An embedded and charset-unspecified text was scrubbed... Name: not available URL: <https://stat.ethz.ch/pipermail/r-help/attachments/20101208/24a3e015/attachment.pl>
evaluating NAs in a dataframe
6 messages · Wade Wall, Peter Ehlers, Philipp Pagel +2 more
On 2010-12-08 12:10, Wade Wall wrote:
Hi all,
How can one evaluate NAs in a numeric dataframe column? For example, I have
a dataframe (demo) with a column of numbers and several NAs. If I write
demo.df>= 10, numerals will return TRUE or FALSE, but if the value is
"NA", "NA" is returned. But if I write demo.df == "NA", it returns as "NA"
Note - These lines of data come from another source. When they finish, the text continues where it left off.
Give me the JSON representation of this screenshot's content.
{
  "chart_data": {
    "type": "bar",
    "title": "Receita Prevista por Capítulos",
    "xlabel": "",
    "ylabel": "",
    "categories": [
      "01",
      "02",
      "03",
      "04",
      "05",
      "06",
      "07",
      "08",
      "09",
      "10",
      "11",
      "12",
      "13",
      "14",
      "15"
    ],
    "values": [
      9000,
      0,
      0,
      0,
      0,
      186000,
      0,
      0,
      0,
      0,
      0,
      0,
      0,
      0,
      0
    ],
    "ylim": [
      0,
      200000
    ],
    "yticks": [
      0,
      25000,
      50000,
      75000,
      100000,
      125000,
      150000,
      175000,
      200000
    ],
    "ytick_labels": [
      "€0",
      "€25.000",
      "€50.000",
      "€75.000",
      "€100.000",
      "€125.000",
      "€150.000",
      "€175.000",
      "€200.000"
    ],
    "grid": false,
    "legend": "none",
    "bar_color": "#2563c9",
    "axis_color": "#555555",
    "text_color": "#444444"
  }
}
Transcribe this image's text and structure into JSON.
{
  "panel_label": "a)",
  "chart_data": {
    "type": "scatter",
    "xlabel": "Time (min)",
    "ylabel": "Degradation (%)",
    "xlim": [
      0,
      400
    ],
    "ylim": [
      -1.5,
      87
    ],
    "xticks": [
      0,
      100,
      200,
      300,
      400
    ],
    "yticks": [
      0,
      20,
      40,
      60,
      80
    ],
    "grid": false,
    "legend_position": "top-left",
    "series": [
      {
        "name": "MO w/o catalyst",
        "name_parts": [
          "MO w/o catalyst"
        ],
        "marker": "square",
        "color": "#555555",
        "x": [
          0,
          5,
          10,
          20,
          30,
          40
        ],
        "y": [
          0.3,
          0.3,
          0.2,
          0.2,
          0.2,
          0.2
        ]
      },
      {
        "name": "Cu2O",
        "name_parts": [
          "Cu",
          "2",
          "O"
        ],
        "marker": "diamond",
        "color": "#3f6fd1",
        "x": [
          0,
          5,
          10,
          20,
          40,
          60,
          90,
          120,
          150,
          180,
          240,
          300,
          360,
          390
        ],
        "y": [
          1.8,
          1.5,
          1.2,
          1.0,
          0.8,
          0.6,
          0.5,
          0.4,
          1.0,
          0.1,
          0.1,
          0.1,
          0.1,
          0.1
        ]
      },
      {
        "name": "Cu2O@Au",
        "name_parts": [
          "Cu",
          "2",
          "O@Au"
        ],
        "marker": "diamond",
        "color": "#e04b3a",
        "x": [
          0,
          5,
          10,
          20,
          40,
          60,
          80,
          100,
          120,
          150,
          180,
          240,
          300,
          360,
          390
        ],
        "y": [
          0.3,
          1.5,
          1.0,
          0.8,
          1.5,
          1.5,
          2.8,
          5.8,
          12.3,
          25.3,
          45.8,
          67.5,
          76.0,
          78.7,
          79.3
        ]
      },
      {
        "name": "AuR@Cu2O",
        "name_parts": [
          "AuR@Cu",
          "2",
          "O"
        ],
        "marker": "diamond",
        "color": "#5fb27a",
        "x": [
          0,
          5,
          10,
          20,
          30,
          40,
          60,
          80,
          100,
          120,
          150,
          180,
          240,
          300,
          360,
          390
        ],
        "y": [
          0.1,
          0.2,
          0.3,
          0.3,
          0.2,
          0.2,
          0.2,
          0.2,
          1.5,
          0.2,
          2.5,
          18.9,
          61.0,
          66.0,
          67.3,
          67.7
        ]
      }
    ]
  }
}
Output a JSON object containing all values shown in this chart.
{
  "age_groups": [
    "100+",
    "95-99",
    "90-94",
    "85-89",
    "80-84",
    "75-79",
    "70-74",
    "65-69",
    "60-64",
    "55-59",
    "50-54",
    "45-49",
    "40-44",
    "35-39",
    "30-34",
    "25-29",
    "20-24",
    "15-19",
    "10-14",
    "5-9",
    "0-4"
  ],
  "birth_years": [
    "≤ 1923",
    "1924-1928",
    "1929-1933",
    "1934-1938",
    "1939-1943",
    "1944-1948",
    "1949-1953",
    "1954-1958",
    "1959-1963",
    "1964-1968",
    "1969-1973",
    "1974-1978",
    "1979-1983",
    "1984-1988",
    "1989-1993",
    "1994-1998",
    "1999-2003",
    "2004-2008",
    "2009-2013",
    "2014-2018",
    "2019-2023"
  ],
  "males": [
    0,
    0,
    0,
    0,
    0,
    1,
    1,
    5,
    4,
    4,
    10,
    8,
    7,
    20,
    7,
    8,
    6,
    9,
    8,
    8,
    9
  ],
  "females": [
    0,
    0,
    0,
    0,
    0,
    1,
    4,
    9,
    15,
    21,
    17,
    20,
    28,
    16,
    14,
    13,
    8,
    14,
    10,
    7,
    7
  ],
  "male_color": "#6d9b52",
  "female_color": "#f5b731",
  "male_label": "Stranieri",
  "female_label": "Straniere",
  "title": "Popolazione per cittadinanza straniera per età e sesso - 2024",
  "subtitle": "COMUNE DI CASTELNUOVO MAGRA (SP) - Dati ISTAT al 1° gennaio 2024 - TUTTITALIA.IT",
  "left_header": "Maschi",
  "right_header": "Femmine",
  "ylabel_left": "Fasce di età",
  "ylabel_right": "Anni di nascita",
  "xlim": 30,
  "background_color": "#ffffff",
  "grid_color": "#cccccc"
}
also. I know that I can remove NAs, but would like to keep the dataframe as
is without creating a subset. I basically want to add a line that evaluates
the NA in the demo dataframe.
As an example, I want to assign rows to classes based on values in
demo$Area. Some of the values in demo$Area are "NA"
for (i in 1:nrow(demo)) {
if (demo$Area[i]> 0&& demo$Area[i]< 10) {Class[i]<-"S01"} ## 1-10 cm2
if (demo$Area[i]>= 10&& demo$Area[i]< 25) {Class[i]<- "S02"} ##
10-25cm2
if (demo$Area[i]>= 25&& demo$Area[i]< 50) {Class[i]<-"S03"} ## 25-50
cm2
if (demo$Area[i]>= 50&& demo$Area[i]< 100) {Class[i]<-"S04"} ## 50-100
cm2
if (demo$Area[i]>= 100&& demo$Area[i]< 200) {Class[i]<- "S05"} ##
100-200 cm2
if (demo$Area[i]>= 200&& demo$Area[i]< 400) {Class[i]<- "S06"} ##
200-400 cm2
if (demo$Area[i]>= 400&& demo$Area[i]< 800) {Class[i]<- "S07"} ##
400-800 cm2
if (demo$Area[i]>= 800&& demo$Area[i]< 1600) {Class[i]<- "S08"} ##
800-1600 cm2
if (demo$Area[i]>= 1600&& demo$Area[i]< 3200) {Class[i]<- "S09"} ##
1600-3200 cm2
if (demo$Area[i]>=3200) {Class[i]<- "S10"} ##>3200 cm2
}
What happens is that I get the message "Error in if (demo$Area[i]> 0&&
demo$Area[i]< 10) { : missing value where TRUE/FALSE needed"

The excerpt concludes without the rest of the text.